C’est à peine si l’officier nigérian se gêne pour réclamer son ‘excès de salaire’. Il ne laisse apparaitre aucun remord, aucune gêne, aucun regret lorsqu’il retire les billets de banque des passeports et les jette sur une petite table dans le fond du bureau. C’est à croire que l’agent des forces de l’ordre qui n’est pas corrompu sur cette route n’existe pas ! Indexés et considérés comme les auteurs des pratiques anormales dénoncées par les usagers, les forces de sécurité se défendent de promouvoir des pratiques contraires à l’éthique de la gouvernance routière. Ernest Kpodo, officier de la Police des Migrations ghanéenne estime « qu’il y a un amalgame entre les prélèvements légaux et illégaux ».

 

Ernest Kpodo invite les voyageurs, transporteurs et commerçants à refuser de verser de l’argent de façon illégale aux policiers, douaniers et gendarmes. Un appel plein de sincérité mais dans les faits, plus facile à dire qu’à réaliser ! Comment s’opposer aux garants de la loi à un poste frontalier quand ils sont eux-mêmes auteurs d’actes répréhensibles par la loi ? Pour Razack Yssoufou, chef du Département appui aux entreprises à la Chambre de Commerce et d’Industrie du Bénin (CCIB), s’opposer aux prélèvements illégaux et pratiques contraires à l’éthique de la gouvernance routière commence par des gestes simples. Pour les commerçants et transporteurs, il s’agit de disposer des documents liés au dédouanement et des titres de transport en vigueur au sein de l’espace communautaire. Pour les voyageurs être détenteur d’un passeport biométrique valide et d’un carnet de vaccination internationale à jour.

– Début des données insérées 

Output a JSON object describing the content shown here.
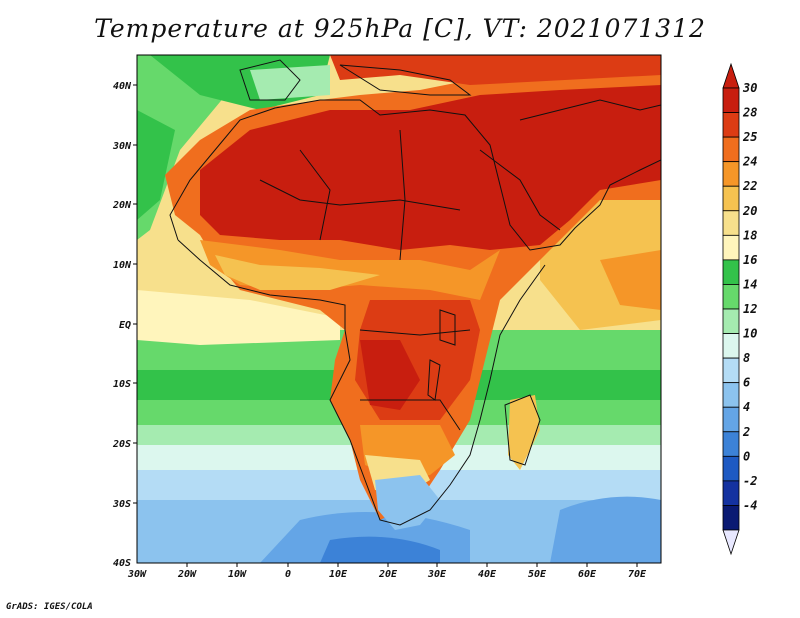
{
  "title": "Temperature at 925hPa [C], VT: 2021071312",
  "credit": "GrADS: IGES/COLA",
  "map": {
    "lat_labels": [
      "40N",
      "30N",
      "20N",
      "10N",
      "EQ",
      "10S",
      "20S",
      "30S",
      "40S"
    ],
    "lon_labels": [
      "30W",
      "20W",
      "10W",
      "0",
      "10E",
      "20E",
      "30E",
      "40E",
      "50E",
      "60E",
      "70E"
    ]
  },
  "colorbar": {
    "levels": [
      {
        "label": "30",
        "color": "#c81e0f"
      },
      {
        "label": "28",
        "color": "#dc3c14"
      },
      {
        "label": "25",
        "color": "#f06e1e"
      },
      {
        "label": "24",
        "color": "#f59628"
      },
      {
        "label": "22",
        "color": "#f5c250"
      },
      {
        "label": "20",
        "color": "#f7e08c"
      },
      {
        "label": "18",
        "color": "#fff5bc"
      },
      {
        "label": "16",
        "color": "#33c24a"
      },
      {
        "label": "14",
        "color": "#66d96b"
      },
      {
        "label": "12",
        "color": "#a5ebb0"
      },
      {
        "label": "10",
        "color": "#dcf7ee"
      },
      {
        "label": "8",
        "color": "#b4dcf5"
      },
      {
        "label": "6",
        "color": "#8cc3ee"
      },
      {
        "label": "4",
        "color": "#64a5e6"
      },
      {
        "label": "2",
        "color": "#3c82d7"
      },
      {
        "label": "0",
        "color": "#1e5ac3"
      },
      {
        "label": "-2",
        "color": "#1432a0"
      },
      {
        "label": "-4",
        "color": "#0a1a73"
      }
    ],
    "top_arrow_color": "#c81e0f",
    "bottom_arrow_color": "#e8e8ff"
  }
}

Si les citoyens sont en possession de leurs documents de voyage et que les PDG persistent dans le racket, il faut que les Etats membres de la CEDEAO (hiérarchie militaire) pensent à appliquer des sanctions voire la radiation. Des textes existent mais leur application pose problème parce qu’il n’y a pas de prise de décision forte estime Eric Aimé Sémien président de l’OIDH-Côte d’Ivoire (Observatoire ivoirien des droits de l’homme). Il faut que les agents des forces de l’ordre qui s’opposent à la libre circulation des personnes et des biens soient sanctionnés afin que cela serve de leçon renchérit Charlemagne Luc Tchakady, de l’Observatoire des Pratiques Anormales section Togo.

Le triptyque pour promouvoir la gouvernance routière sur le corridor Abidjan-Lagos tient donc en trois mots : sensibilisation, information des citoyens sur leurs droits et répression quand le besoin se fait sentir. C’est là le seul moyen pour une application effective du protocole sur la libre circulation des personnes et des biens et mettre fin aux actes de corruptions sur cette route commerciale appelé à juste titre le corridor de l’intégration.